Biaya memugar sebuah kereta kencana tidak murah, apalagi kalau berkaitan dengan hiasannya yang berlapiskan emas.
Belum lama ini Garudo Yekso kembali dipugar, biaya untuk tahap pertama sudah dihabiskan sejumlah Rp30 juta. Tahap berikutnya diperkirakan akan memakai biaya sekitar Rp40 juta, padahal itu pun baru sebagian saja.
Menurut GBPH Prabukusumo, pimpinan museum tersebut, pemugaran tidak dilakukan pada seluruh bagian karena dianggap dapat menghilangkan nilai-nilai aslinya.
Memang kalau dari segi pemeliharaan, Keraton Yogya cukup banyak memberikan perhatian.
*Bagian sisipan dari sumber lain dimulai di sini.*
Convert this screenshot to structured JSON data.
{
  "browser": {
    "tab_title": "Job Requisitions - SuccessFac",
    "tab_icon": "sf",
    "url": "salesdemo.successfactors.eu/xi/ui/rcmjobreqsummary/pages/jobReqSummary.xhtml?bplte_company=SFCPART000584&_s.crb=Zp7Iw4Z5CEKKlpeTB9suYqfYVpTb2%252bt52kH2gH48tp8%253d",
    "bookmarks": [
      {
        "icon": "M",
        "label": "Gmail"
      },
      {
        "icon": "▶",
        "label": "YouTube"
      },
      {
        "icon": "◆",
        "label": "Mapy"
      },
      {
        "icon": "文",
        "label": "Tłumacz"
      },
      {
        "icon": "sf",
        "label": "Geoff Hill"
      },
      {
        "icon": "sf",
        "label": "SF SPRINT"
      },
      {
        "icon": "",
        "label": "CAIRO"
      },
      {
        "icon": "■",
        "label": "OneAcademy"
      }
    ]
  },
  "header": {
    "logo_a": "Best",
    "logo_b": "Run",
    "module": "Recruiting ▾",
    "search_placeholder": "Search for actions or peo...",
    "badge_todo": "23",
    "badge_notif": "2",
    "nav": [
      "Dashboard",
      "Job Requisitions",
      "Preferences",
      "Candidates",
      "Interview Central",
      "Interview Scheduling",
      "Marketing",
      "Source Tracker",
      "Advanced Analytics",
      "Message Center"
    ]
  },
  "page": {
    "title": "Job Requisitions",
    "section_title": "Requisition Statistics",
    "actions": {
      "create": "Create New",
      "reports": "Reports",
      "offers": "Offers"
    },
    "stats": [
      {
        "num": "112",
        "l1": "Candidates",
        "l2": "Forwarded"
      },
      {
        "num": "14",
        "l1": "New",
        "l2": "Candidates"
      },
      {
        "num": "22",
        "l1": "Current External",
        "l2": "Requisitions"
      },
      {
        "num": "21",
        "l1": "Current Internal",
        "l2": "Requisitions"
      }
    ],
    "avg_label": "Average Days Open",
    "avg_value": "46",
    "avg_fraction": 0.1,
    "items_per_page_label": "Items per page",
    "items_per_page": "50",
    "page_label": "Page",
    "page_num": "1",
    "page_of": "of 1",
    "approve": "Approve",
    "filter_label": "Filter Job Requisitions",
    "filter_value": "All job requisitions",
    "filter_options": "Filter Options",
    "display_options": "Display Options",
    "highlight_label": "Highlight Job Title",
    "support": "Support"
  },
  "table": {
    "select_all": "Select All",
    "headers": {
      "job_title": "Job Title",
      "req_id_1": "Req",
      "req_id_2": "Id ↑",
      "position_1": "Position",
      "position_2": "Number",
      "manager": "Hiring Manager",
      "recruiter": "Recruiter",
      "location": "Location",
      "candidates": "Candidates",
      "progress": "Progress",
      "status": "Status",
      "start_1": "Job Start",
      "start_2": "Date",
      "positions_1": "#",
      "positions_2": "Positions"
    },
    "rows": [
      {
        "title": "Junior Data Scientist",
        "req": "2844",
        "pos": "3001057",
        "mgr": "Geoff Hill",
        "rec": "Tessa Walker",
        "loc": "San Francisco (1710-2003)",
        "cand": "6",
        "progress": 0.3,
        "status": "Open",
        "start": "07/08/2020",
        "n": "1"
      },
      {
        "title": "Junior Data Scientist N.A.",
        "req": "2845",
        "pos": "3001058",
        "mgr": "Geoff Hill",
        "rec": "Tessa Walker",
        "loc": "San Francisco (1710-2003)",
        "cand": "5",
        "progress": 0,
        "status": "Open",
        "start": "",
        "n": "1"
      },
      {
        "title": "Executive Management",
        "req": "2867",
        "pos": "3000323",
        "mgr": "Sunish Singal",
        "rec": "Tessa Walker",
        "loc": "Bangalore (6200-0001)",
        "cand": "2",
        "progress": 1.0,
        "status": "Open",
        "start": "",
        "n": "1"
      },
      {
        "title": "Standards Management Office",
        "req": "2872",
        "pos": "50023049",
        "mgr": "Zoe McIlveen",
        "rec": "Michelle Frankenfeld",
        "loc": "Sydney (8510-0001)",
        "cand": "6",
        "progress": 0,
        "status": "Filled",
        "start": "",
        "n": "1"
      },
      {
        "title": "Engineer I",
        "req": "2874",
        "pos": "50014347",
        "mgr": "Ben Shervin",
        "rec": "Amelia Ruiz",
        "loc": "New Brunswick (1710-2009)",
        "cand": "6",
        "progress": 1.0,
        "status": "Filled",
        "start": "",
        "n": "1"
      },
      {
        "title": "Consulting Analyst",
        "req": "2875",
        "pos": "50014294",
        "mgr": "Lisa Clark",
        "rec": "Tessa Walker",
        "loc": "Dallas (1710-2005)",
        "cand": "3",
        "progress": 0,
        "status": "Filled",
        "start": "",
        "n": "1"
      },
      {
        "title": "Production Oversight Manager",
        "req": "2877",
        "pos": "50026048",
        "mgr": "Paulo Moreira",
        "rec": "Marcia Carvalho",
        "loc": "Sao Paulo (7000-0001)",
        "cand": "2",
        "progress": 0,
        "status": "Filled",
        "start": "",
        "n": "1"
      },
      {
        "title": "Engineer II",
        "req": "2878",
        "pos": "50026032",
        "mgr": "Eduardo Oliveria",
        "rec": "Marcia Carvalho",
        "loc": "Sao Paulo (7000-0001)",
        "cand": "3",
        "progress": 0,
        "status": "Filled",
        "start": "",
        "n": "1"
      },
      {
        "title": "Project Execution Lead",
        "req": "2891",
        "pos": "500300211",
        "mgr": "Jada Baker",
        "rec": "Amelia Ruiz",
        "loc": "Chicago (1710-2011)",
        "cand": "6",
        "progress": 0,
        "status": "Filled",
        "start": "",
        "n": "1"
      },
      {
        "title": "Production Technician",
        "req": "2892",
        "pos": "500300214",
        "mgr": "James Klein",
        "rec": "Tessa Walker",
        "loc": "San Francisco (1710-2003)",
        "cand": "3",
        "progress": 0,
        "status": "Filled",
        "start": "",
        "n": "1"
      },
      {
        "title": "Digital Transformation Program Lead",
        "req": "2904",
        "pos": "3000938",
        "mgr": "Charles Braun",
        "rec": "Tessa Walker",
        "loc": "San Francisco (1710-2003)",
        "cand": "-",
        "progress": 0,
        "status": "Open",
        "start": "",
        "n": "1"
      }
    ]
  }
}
Bahkan pernah mendapatkan acungan jempol dari para ahli kereta kencana Inggris dan Belanda.
Berbeda dengan kereta kuno di Inggris dan Belanda yang sudah tidak dapat dipergunakan lagi, kereta kencana milik keraton sampai saat sekarang masih bisa dinaiki dengan aman. Ini semua berkat pemeliharaan yang teratur, walaupun menggunakan bahan-bahan dan cara tradisional.
Misalnya secara berkala as kereta diberi minyak jarak/vaselin atau bagian dalamnya diberi kamper untuk menghindari serangan kutu-kutu.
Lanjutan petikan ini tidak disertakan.